Pas de foule, mais des drapeaux
Cette journée de consécration pour Joe Biden se déroule dans un climat très particulier, sous l’effet combiné de la pandémie et du traumatisme encore frais des violences du Capitole qui ont fait cinq morts.
Les mesures de sécurité sont exceptionnelles. Quelque 25 000 soldats de la Garde nationale et des milliers de policiers venus de tout le pays sont déployés.

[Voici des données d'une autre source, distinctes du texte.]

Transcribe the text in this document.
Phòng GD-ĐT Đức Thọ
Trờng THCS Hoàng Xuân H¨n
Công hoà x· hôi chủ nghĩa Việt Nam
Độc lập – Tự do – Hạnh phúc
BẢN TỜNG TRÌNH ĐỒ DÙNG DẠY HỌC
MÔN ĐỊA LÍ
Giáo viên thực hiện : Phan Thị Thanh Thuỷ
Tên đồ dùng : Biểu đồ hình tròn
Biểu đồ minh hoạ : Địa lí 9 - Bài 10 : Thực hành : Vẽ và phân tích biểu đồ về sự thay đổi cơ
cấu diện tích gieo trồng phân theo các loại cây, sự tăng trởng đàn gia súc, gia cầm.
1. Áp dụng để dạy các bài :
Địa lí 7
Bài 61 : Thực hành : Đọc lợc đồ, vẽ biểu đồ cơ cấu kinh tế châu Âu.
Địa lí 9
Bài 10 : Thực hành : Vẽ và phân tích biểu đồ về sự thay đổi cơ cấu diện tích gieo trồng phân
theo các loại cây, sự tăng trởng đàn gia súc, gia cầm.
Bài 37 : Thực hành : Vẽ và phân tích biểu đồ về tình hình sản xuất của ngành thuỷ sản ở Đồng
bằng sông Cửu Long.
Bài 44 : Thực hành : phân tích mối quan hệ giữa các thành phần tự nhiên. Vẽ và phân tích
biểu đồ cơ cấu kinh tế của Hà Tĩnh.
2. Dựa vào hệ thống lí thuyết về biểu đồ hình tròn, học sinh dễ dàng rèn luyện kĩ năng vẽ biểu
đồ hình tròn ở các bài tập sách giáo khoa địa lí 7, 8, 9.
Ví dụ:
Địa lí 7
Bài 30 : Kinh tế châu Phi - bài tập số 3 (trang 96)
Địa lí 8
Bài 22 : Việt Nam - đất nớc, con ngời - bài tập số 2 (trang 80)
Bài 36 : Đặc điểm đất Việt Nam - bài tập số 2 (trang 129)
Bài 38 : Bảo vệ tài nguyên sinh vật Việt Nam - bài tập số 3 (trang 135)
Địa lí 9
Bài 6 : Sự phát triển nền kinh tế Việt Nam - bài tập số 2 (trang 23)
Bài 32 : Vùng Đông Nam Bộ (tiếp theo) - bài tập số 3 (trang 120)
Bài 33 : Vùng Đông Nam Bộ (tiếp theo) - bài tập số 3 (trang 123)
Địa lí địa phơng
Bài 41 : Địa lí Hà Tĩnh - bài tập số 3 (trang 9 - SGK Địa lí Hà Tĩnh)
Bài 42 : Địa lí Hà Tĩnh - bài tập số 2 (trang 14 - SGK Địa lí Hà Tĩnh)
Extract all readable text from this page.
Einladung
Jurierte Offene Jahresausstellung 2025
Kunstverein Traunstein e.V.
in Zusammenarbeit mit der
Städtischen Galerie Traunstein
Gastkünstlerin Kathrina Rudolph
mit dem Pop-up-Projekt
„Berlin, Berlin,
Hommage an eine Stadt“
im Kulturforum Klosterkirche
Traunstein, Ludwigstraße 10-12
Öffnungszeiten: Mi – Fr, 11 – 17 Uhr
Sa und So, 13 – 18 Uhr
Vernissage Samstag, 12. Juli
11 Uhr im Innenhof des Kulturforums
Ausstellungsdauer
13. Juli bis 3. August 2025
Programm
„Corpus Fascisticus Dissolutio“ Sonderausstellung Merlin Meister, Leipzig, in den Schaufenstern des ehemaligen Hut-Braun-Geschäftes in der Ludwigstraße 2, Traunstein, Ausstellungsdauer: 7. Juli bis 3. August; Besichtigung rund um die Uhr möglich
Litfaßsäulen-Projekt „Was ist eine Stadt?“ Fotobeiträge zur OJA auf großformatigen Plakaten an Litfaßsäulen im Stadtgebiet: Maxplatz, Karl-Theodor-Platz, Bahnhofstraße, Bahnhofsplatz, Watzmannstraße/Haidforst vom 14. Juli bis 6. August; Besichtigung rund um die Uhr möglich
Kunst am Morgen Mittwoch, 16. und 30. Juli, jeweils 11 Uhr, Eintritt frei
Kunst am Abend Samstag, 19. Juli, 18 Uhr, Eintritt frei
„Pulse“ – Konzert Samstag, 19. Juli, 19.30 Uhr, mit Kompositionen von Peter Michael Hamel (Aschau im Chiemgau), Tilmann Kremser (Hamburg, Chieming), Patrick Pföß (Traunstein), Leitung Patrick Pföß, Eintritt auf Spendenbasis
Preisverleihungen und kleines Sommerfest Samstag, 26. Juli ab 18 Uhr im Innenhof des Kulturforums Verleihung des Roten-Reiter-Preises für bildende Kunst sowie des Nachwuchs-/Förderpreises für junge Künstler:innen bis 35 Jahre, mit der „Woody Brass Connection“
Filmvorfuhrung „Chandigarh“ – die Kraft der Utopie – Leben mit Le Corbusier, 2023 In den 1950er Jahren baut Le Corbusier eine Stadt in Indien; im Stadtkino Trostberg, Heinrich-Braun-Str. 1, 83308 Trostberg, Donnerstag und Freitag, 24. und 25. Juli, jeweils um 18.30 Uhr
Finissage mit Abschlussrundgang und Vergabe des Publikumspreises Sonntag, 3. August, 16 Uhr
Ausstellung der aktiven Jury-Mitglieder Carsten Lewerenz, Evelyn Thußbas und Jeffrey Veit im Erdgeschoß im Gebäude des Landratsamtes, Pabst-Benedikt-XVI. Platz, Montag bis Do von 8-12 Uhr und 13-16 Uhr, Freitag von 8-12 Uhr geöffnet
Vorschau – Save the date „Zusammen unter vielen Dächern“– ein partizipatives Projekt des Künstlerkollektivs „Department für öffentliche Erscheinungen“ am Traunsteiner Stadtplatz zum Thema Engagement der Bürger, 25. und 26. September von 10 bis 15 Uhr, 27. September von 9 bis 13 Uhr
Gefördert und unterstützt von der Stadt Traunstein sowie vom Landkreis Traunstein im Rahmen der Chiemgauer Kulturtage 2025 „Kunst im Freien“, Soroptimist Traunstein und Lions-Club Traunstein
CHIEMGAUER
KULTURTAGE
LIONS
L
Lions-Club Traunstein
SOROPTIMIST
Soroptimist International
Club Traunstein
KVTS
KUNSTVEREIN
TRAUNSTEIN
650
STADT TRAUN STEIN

Preuve de la tension: douze d’entre eux ont été écartés du dispositif de sécurité dans le cadre d’une procédure de recherche d’éventuels liens avec des groupes extrémistes, a indiqué le Pentagone.
Loin des foules immenses qui se pressent traditionnellement sur l’immense esplanade du National Mall pour voir leur nouveau président, Joe Biden fera face à plus de 190 000 drapeaux plantés pour représenter ce public absent.
De hautes grilles, parfois surmontées de barbelés, protègent la « zone rouge » entre la colline du Capitole et la Maison-Blanche.
En attendant, le processus de confirmation par le Sénat des ministres désignés par le président élu a commencé mardi, afin que le gouvernement soit au plus tôt en ordre de marche face aux nombreuses crises.
Sur le front diplomatique, le futur secrétaire d’État, Antony Blinken, a promis de rompre avec quatre années d’unilatéralisme en «revigorant» les alliances malmenées sous Donald Trump.
Mais il a aussi déclaré que le républicain avait «eu raison» d’avoir adopté une position «plus ferme face à la Chine».
L’Europe «a de nouveau un ami à la Maison-Blanche», s’est réjouie la présidente de la Commission européenne, Ursula von der Leyen, tandis que le président du Conseil européen, Charles Michel, l’a invité à une réunion avec les dirigeants de l’Union européenne pour «construire ensemble un pacte fondateur nouveau».
Le président iranien Hassan Rohani s’est réjoui, lui, de la «fin» de l’ère du «tyran» Donald Trump.
Du côté de l’économie, la secrétaire au Trésor, Janet Yellen, a appelé à «voir grand» dans la réponse à la crise provoquée par la pandémie et à remettre donc à plus tard les préoccupations sur le déficit public.